The Land of Israel has been sanctified by the words of the prophets, by the suffering of a whole people, by the tears and prayers of thousands of years, by the labor and dedication of pioneers. Such sanctity is precious to God, vital to the people, a light within history. The State of Israel is not only a place of refuge for the survivors of the holocaust [sic] but also a tabernacle for the rebirth of faith and justice, for the renewal of souls, for the cultivation of knowledge of the words of the Divine. By the power and promise of prophetic visions we inhabit the land, by faithfulness to God and Torah we continue to survive (A. J. Heschel, Israel: An Echo of Eternity, Farrar, Straus and Giroux, New York, 1969).

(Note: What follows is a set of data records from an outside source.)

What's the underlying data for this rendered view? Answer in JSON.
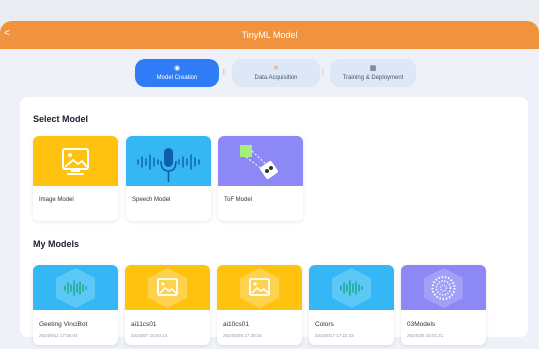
{
  "window": {
    "title": "TinyML Model",
    "back": "<"
  },
  "steps": [
    {
      "label": "Model Creation",
      "icon": "◉"
    },
    {
      "label": "Data Acquisition",
      "icon": "✕"
    },
    {
      "label": "Training & Deployment",
      "icon": "▦"
    }
  ],
  "sections": {
    "select_title": "Select Model",
    "mymodels_title": "My Models"
  },
  "select_models": [
    {
      "label": "Image Model",
      "icon": "image-icon",
      "color": "#ffc20e"
    },
    {
      "label": "Speech Model",
      "icon": "microphone-icon",
      "color": "#35b7f5"
    },
    {
      "label": "ToF Model",
      "icon": "tof-sensor-icon",
      "color": "#8c88f5"
    }
  ],
  "my_models": [
    {
      "name": "Geeting VinciBot",
      "date": "2024/9/11 17:56:04",
      "icon": "waveform-icon",
      "color": "#35b7f5"
    },
    {
      "name": "ai11cs01",
      "date": "2024/8/7 16:53:14",
      "icon": "image-icon",
      "color": "#ffc20e"
    },
    {
      "name": "ai10cs01",
      "date": "2024/5/29 17:30:34",
      "icon": "image-icon",
      "color": "#ffc20e"
    },
    {
      "name": "Colors",
      "date": "2024/5/17 17:22:43",
      "icon": "waveform-icon",
      "color": "#35b7f5"
    },
    {
      "name": "03Models",
      "date": "2024/2/5 15:01:21",
      "icon": "dot-circle-icon",
      "color": "#8c88f5"
    }
  ]
}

The State of Israel will be open for Jewish immigration and for the Ingathering of the Exiles; it will foster the development of the country for the benefit of all its inhabitants; it will be based on freedom, justice, and peace as envisaged by the prophets of Israel; it will ensure complete equality of social and political rights to all its inhabitants irrespective of religion, race, or sex; it will guarantee freedom of religion, conscience, language, education, and culture; it will safeguard the holy places of all religions; and it will be faithful to the principles of the Charter of the United Nations (Israel’s Declaration of Independence, May 14, 1948).
According to Leviticus 20:22–24 and Deuteronomy 7:1–2, above, why did God give the Israelites the territory of other nations?

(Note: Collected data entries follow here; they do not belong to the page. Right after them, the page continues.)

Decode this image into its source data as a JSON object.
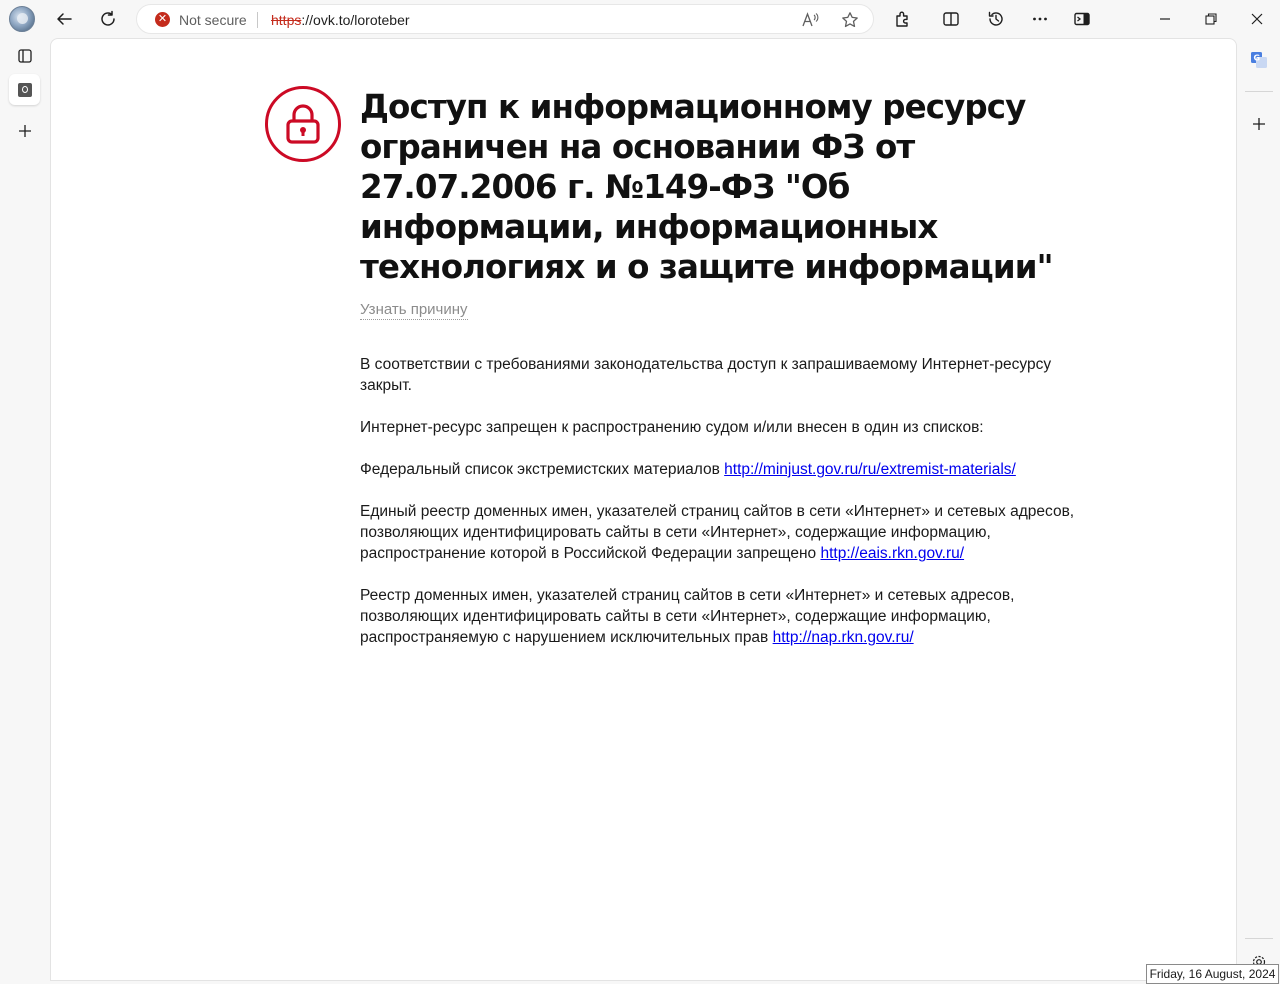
{
  "browser": {
    "security_label": "Not secure",
    "url_protocol": "https",
    "url_rest": "://ovk.to/loroteber",
    "icons": {
      "profile": "profile-avatar",
      "back": "back-arrow-icon",
      "refresh": "refresh-icon",
      "read_aloud": "read-aloud-icon",
      "favorite": "star-icon",
      "extensions": "puzzle-icon",
      "split_screen": "split-screen-icon",
      "history": "history-icon",
      "more": "more-icon",
      "sidebar_toggle": "sidebar-toggle-icon",
      "minimize": "minimize-icon",
      "restore": "restore-icon",
      "close": "close-icon"
    }
  },
  "page": {
    "heading": "Доступ к информационному ресурсу ограничен на основании ФЗ от 27.07.2006 г. №149-ФЗ \"Об информации, информационных технологиях и о защите информации\"",
    "reason_link": "Узнать причину",
    "para1": "В соответствии с требованиями законодательства доступ к запрашиваемому Интернет-ресурсу закрыт.",
    "para2": "Интернет-ресурс запрещен к распространению судом и/или внесен в один из списков:",
    "para3_text": "Федеральный список экстремистских материалов ",
    "para3_link": "http://minjust.gov.ru/ru/extremist-materials/",
    "para4_text": "Единый реестр доменных имен, указателей страниц сайтов в сети «Интернет» и сетевых адресов, позволяющих идентифицировать сайты в сети «Интернет», содержащие информацию, распространение которой в Российской Федерации запрещено ",
    "para4_link": "http://eais.rkn.gov.ru/",
    "para5_text": "Реестр доменных имен, указателей страниц сайтов в сети «Интернет» и сетевых адресов, позволяющих идентифицировать сайты в сети «Интернет», содержащие информацию, распространяемую с нарушением исключительных прав ",
    "para5_link": "http://nap.rkn.gov.ru/"
  },
  "status": {
    "date": "Friday, 16 August, 2024"
  },
  "colors": {
    "accent_red": "#cc0a25",
    "link": "#0000ee",
    "not_secure": "#c42b1c"
  }
}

What is the difference between the command in Deuteronomy 7:1–2 and that in Deuteronomy 2:2–7 in this week’s parashah?
What are the differences among the views expressed by Zvi Yehuda Kook, Nehama Leibowitz, and A. J. Heschel?

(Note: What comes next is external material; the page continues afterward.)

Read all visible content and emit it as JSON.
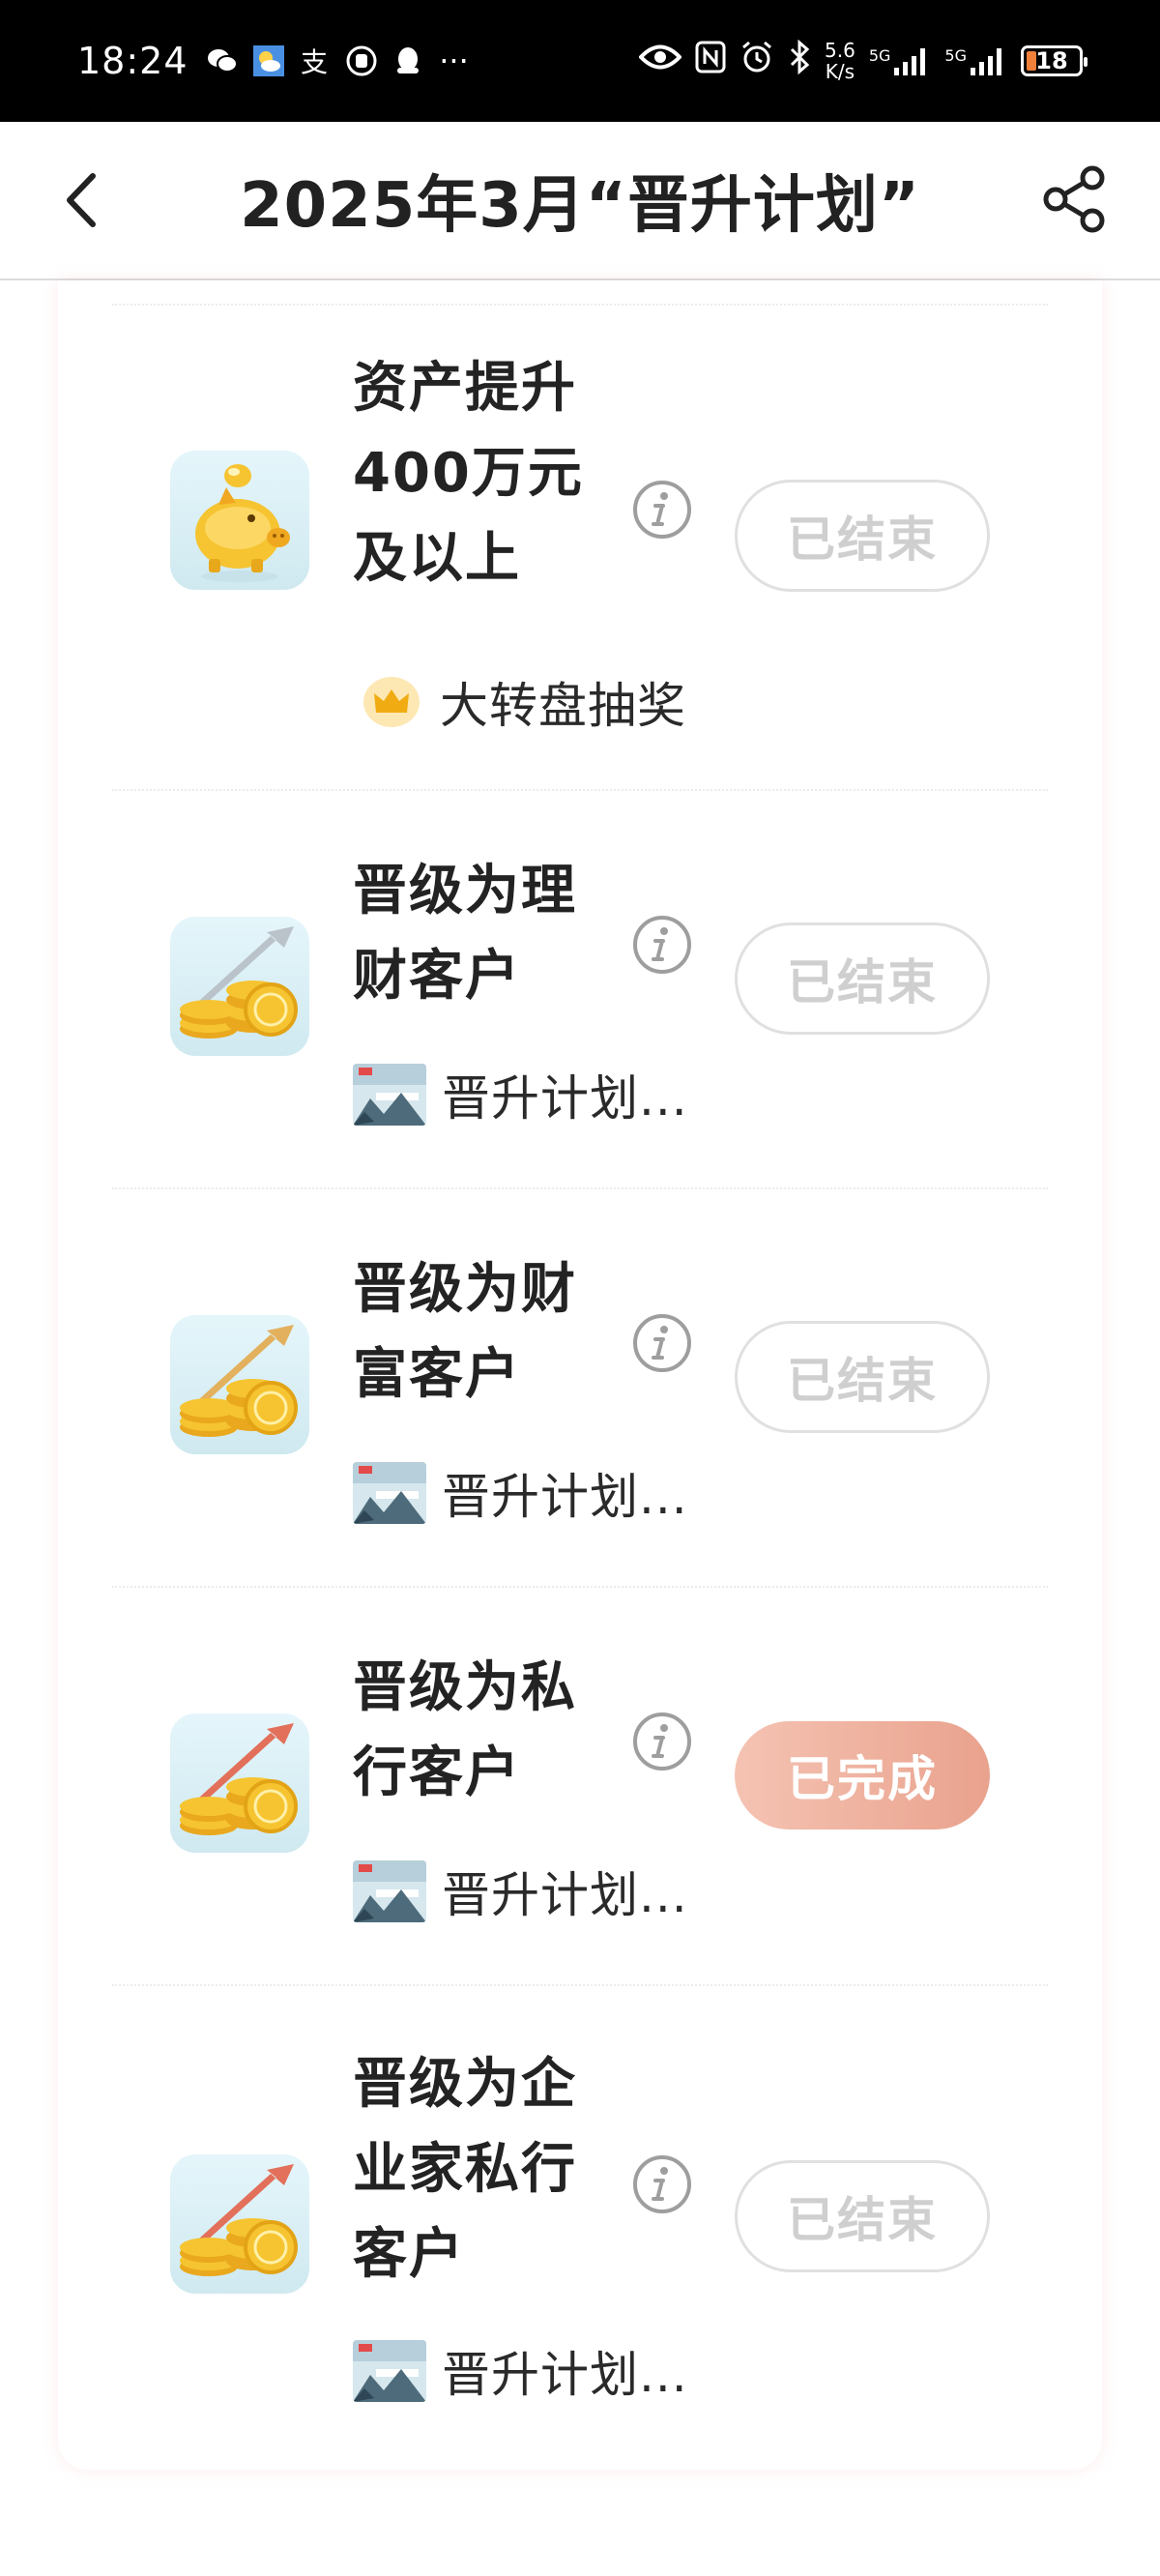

How do you think Rabbi Heschel would have interpreted Leviticus 20:22–24 or Deuteronomy 7:1–2? What was his vision for Israel?
What kind of Jewish state did the founders of Israel envision?
Those of us who are committed to a secure, prosperous Israel ache each day that the conflict with the Palestinians persists. Despite the anger we might feel toward the Palestinians, Deuteronomy 2:2–7 reminds us that God did indeed promise land to other nations in the region beside Israel. The Bible reminds us that despite our feelings, we must live according to our ethical and religious precepts.
While we stand in solidarity with Israel, we must resist the temptation to demonize the Palestinian people en masse because of the sins of their leaders and the terrorists who live among them. Reform Judaism has always maintained that the Palestinians are entitled to coexist side by side with Israel and has also challenged the efficacy of settlements in the West Bank and Gaza.
Our focal passage illustrates God’s desire for integrity and peace among peoples. Israel was given a land to build and to make holy, but it is only to be considered so when God’s presence lies therein. Rabbi Jonathan Magonet argues, "It is God’s presence that ensures the holiness of the land, not any special nature of the land itself. Indeed, God cannot be present in the land, so to speak, when it is polluted by the actions of the nations that preceded Israel–or by those of Israel itself" ("Covenant and Holiness: Help or Hindrance in Seeking a Reform Theology of the State of Israel" in Journal of Reform Zionism, vol. 1).
This parashah reminds us that no matter what the original boundaries of Eretz Yisrael were (and there were variations), Israel needed–needs–to be righteous and just; and her neighbors, despite their conflicts with Israel, were–are–entitled to their own land.
The beauty and challenge of Reform Zionism is to continue to build Eretz Yisrael–not necessarily its roads and highways as in yesteryear but its promise for peace and its democracy–in partnership with Israel’s citizens. It is our understanding of k’dushah (sacredness) that drives us to implement our conviction of hope for the City of Peace, Y’rushalayim.